How do people do it when they have the diseases that count and you are allowed to die from; even given credit for dying from?
They often still fight to live, even when they are dying from nobly accepted ailments.
So the question I find myself asking -the chemo to my cancer- is "How do I not die today?"
Today I will not die by blogging.
Today I will not die by sleeping.
Today I will not die by smiling.
Today I will not die by petting my dog.
Today I will pet my dog
and smile
today I will breath
and get a coke with a friend
Today I will talk about it. the hard stuff with the patient advocate.
She was patient, even when I was hard. She kept asking if there was anything else
...and I needed that.
I needed her to keep asking. and I needed to open up and talk, like a human, not a liability who is frustrated with the hurt she cannot change.

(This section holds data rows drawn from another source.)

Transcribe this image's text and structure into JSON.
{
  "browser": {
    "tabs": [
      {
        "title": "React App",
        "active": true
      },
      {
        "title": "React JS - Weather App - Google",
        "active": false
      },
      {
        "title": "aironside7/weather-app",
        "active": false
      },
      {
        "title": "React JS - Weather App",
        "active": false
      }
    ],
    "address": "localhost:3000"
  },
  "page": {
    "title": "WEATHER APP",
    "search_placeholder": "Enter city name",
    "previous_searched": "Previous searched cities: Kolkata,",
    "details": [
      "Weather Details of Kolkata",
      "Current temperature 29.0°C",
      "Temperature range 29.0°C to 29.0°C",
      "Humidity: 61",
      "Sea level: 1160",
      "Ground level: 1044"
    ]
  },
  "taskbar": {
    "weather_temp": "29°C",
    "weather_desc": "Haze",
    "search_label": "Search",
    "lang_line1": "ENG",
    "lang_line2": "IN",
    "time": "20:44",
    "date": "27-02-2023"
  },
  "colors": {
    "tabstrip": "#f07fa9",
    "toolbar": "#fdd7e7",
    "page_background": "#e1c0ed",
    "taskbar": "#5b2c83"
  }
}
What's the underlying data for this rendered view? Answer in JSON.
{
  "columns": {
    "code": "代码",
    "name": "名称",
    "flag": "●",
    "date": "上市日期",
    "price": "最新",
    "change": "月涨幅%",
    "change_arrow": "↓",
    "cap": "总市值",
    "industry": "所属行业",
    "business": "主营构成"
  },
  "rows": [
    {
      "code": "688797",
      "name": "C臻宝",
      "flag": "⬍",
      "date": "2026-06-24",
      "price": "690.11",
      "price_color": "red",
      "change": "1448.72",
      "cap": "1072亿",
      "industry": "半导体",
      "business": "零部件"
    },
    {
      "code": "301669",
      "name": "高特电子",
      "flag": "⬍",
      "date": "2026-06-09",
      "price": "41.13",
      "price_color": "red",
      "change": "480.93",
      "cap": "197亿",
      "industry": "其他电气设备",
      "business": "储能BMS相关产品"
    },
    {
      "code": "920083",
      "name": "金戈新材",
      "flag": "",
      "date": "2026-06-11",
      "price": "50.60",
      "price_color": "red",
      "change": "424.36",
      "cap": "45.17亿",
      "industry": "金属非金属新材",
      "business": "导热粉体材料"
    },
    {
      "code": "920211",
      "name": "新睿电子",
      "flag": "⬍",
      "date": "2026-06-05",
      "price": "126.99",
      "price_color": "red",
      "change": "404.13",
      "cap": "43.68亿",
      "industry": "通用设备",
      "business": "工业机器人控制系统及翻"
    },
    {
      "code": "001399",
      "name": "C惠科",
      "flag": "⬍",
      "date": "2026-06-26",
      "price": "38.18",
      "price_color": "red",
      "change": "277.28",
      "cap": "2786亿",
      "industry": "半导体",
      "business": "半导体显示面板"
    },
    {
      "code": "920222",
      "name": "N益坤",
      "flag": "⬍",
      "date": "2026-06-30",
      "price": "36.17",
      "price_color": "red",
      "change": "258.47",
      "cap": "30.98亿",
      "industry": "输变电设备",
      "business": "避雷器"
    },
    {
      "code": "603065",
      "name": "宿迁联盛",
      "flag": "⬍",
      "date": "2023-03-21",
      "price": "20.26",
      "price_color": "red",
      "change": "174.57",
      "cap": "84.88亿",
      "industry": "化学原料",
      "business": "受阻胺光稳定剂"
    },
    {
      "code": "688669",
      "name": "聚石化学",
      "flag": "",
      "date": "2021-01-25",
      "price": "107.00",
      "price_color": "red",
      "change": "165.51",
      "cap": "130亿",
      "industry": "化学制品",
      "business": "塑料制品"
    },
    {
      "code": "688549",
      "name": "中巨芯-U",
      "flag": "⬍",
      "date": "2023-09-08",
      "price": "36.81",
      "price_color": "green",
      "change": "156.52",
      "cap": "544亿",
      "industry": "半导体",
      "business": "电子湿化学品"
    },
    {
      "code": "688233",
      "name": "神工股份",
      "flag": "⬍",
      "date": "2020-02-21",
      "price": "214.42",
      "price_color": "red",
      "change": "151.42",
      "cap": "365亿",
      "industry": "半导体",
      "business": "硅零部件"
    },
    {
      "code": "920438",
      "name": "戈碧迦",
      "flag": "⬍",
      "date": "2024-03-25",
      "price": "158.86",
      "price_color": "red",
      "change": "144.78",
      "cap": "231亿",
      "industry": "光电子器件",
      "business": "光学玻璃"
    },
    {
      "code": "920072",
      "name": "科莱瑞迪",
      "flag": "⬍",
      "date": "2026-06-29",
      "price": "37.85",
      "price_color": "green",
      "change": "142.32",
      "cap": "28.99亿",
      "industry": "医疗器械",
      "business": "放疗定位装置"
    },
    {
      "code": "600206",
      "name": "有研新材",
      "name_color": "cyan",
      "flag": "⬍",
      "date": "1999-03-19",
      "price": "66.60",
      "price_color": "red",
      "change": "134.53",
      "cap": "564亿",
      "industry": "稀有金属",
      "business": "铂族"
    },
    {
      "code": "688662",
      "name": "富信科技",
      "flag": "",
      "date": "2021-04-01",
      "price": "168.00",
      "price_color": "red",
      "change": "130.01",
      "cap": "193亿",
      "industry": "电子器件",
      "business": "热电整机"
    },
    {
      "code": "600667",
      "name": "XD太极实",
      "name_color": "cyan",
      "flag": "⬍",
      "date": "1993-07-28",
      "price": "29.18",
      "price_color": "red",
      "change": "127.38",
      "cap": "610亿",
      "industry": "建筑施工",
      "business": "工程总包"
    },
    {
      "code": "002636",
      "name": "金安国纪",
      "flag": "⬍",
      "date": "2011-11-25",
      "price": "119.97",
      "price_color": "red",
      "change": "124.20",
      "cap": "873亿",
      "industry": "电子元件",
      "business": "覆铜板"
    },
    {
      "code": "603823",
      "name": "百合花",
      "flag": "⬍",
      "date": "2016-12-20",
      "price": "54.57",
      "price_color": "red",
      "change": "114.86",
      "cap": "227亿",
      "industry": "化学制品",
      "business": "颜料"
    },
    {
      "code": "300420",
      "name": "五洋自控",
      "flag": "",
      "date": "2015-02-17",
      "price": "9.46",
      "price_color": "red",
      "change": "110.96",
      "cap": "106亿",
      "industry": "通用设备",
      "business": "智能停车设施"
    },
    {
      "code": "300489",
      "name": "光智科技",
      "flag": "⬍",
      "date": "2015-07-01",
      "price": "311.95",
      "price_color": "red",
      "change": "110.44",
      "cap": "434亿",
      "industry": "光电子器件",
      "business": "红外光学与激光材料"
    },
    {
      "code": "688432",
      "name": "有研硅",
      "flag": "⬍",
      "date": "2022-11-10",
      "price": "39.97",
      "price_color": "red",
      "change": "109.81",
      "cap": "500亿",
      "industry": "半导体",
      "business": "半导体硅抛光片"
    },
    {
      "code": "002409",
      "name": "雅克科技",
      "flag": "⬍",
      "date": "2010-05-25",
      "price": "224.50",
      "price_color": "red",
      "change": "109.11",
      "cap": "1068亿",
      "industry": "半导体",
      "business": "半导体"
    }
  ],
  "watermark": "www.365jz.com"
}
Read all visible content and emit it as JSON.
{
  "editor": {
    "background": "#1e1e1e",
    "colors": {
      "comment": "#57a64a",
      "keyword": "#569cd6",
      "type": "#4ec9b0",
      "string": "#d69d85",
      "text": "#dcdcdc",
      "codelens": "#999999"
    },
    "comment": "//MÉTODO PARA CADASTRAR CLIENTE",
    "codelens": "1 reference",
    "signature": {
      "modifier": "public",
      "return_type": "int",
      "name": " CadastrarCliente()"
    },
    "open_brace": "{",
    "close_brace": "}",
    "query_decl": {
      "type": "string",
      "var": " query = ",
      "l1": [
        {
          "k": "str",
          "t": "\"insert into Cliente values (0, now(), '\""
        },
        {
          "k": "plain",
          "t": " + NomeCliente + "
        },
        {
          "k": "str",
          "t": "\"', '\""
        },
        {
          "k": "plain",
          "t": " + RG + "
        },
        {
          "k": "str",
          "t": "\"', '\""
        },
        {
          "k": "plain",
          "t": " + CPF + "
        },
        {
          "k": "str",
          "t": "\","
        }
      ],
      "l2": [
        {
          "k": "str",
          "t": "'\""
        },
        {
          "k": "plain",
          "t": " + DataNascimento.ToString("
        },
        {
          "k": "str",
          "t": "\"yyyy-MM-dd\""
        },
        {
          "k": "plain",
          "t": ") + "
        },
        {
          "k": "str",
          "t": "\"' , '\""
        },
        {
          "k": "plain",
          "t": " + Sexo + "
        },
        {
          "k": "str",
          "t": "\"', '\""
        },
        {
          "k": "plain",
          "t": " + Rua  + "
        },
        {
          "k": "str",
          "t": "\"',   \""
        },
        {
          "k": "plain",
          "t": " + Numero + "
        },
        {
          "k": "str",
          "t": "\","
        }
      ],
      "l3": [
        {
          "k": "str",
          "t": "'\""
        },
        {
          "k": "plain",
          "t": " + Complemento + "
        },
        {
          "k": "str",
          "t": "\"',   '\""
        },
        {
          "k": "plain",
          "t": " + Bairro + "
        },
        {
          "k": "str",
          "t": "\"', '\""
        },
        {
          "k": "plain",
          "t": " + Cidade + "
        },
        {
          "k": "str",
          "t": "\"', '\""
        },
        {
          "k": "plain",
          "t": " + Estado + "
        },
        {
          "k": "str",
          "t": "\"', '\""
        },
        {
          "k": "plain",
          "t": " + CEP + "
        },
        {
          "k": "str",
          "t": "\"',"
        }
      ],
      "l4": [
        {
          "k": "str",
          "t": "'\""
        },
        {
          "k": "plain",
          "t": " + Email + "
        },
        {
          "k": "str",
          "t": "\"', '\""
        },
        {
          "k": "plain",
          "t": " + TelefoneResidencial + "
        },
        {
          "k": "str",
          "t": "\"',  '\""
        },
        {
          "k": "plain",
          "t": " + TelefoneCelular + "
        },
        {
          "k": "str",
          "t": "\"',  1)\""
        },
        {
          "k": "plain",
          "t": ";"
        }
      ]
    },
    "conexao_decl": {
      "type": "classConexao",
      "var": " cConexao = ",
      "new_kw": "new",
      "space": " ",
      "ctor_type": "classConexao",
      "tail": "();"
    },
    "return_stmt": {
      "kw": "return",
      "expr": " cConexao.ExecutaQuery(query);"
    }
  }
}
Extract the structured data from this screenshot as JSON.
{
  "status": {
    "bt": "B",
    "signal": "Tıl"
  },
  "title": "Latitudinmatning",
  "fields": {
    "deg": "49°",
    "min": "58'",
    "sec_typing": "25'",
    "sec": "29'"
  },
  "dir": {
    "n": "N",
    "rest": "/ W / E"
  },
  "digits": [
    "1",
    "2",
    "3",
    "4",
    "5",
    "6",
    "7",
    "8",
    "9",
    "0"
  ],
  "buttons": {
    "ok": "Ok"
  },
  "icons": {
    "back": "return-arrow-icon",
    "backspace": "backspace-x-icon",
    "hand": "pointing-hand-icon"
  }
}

Today I will appreciate that. and I will love her for it.
And the friend who gave me the benefit of the doubt and dared to talk openly with me.
Today I will live
and I will again tomorrow
and the next day
and just like it has before
it will get better and the uninvited images of fast ways out will disappear
because life is an adventure
no matter what it looks like
and my goal
is to keep living it
...and loving it.

**Update, After finally being heard by the new team, that I had to find myself, and finally put me on a mood stabilizer that is working surprising well and surprisingly quickly: Unfortunately the patient advocate did not help me get the help I needed and eventually turned on me as well, calling the police to do the job they would not do, and the police, they can do nothing, because I was not in immediate danger, as I had told the other "patient advocate"  lady on the phone. I was just fading as I was trying to start over trying to find a new team with no help from the old one, whose jurisdiction I was under and who had the responsibility and obligation to help me but was simply doing what they could to appease but avoid treating, trying to subtly coax me to go elsewhere with all of their games, denying what had happened and what was going on with me, refusing to talk to me about it and refusing treatment.
Ultimately this conversation and others were used against me as justification for exile in there claim of "prior undisclosed behavioral health issues" and at this time, not cops were called, but they did maintain the no actual concern for me as evidenced in no follow through or actual concern about these very serious issues I was experiencing.